Closed Archilegt closed 1 year ago
Thank you @Archilegt for finding this, @mlichtenberg, any thoughts what causes this problem?
What I can say is that the OCR text (which is what is fed into the GN services) was badly out of sync with the page images. What I cannot say with certainty is why.
It appears that the item (images, OCR, PDFs) was added to Internet Archive in 2010, and within a few days the images were replaced with a new set. I think that in the interim between the original upload and the corrected upload, BHL grabbed all of the images and text. And I think that when the updates were made at IA, the updated text was never brought into BHL. That is my best guess.

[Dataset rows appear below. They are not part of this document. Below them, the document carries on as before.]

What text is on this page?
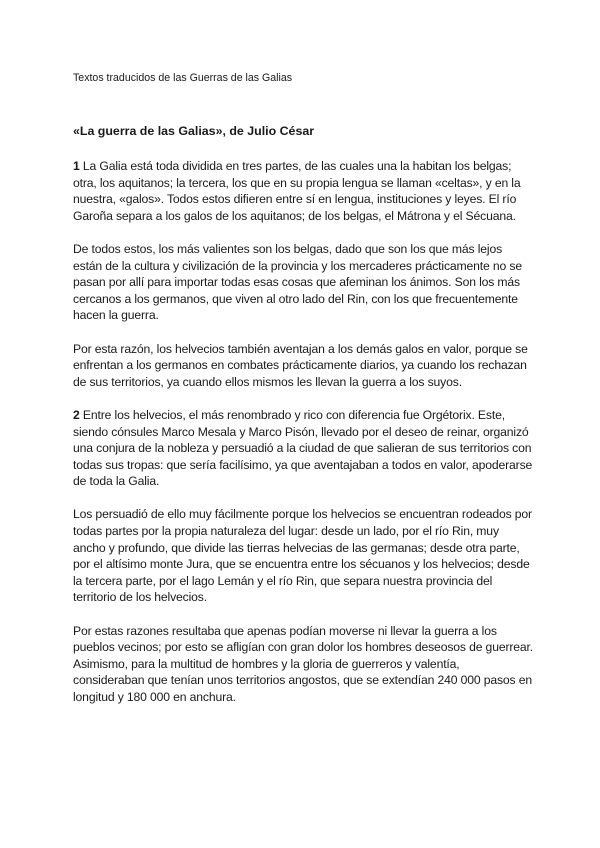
Textos traducidos de las Guerras de las Galias
«La guerra de las Galias», de Julio César

1 La Galia está toda dividida en tres partes, de las cuales una la habitan los belgas; otra, los aquitanos; la tercera, los que en su propia lengua se llaman «celtas», y en la nuestra, «galos». Todos estos difieren entre sí en lengua, instituciones y leyes. El río Garoña separa a los galos de los aquitanos; de los belgas, el Mátrona y el Sécuana.

De todos estos, los más valientes son los belgas, dado que son los que más lejos están de la cultura y civilización de la provincia y los mercaderes prácticamente no se pasan por allí para importar todas esas cosas que afeminan los ánimos. Son los más cercanos a los germanos, que viven al otro lado del Rin, con los que frecuentemente hacen la guerra.

Por esta razón, los helvecios también aventajan a los demás galos en valor, porque se enfrentan a los germanos en combates prácticamente diarios, ya cuando los rechazan de sus territorios, ya cuando ellos mismos les llevan la guerra a los suyos.

2 Entre los helvecios, el más renombrado y rico con diferencia fue Orgétorix. Este, siendo cónsules Marco Mesala y Marco Pisón, llevado por el deseo de reinar, organizó una conjura de la nobleza y persuadió a la ciudad de que salieran de sus territorios con todas sus tropas: que sería facilísimo, ya que aventajaban a todos en valor, apoderarse de toda la Galia.

Los persuadió de ello muy fácilmente porque los helvecios se encuentran rodeados por todas partes por la propia naturaleza del lugar: desde un lado, por el río Rin, muy ancho y profundo, que divide las tierras helvecias de las germanas; desde otra parte, por el altísimo monte Jura, que se encuentra entre los sécuanos y los helvecios; desde la tercera parte, por el lago Lemán y el río Rin, que separa nuestra provincia del territorio de los helvecios.

Por estas razones resultaba que apenas podían moverse ni llevar la guerra a los pueblos vecinos; por esto se afligían con gran dolor los hombres deseosos de guerrear. Asimismo, para la multitud de hombres y la gloria de guerreros y valentía, consideraban que tenían unos territorios angostos, que se extendían 240 000 pasos en longitud y 180 000 en anchura.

There are some processes in place today that are intended to keep everything in sync when images are updated. Unfortunately, the problem with this item originated 13 years ago. It was paginated in BHL in 2013, but the person performing the pagination apparently did not notice the problem, and it hadn't been touched since.
I have now ingested the correct set of OCR for this item into BHL, and the names contained within the text will be reindexed overnight tonight.
thanks @mlichtenberg! I guess we can close this one now
https://www.biodiversitylibrary.org/page/30747960#page/865/mode/1up looks correct now, thanks @mlichtenberg
Several names are matched in this blank page: https://www.biodiversitylibrary.org/page/30747960
Names matched in a few other pages seem unrelated to the content.
Please, reprocess the full volume.
Most importantly, where do the ghosts come from?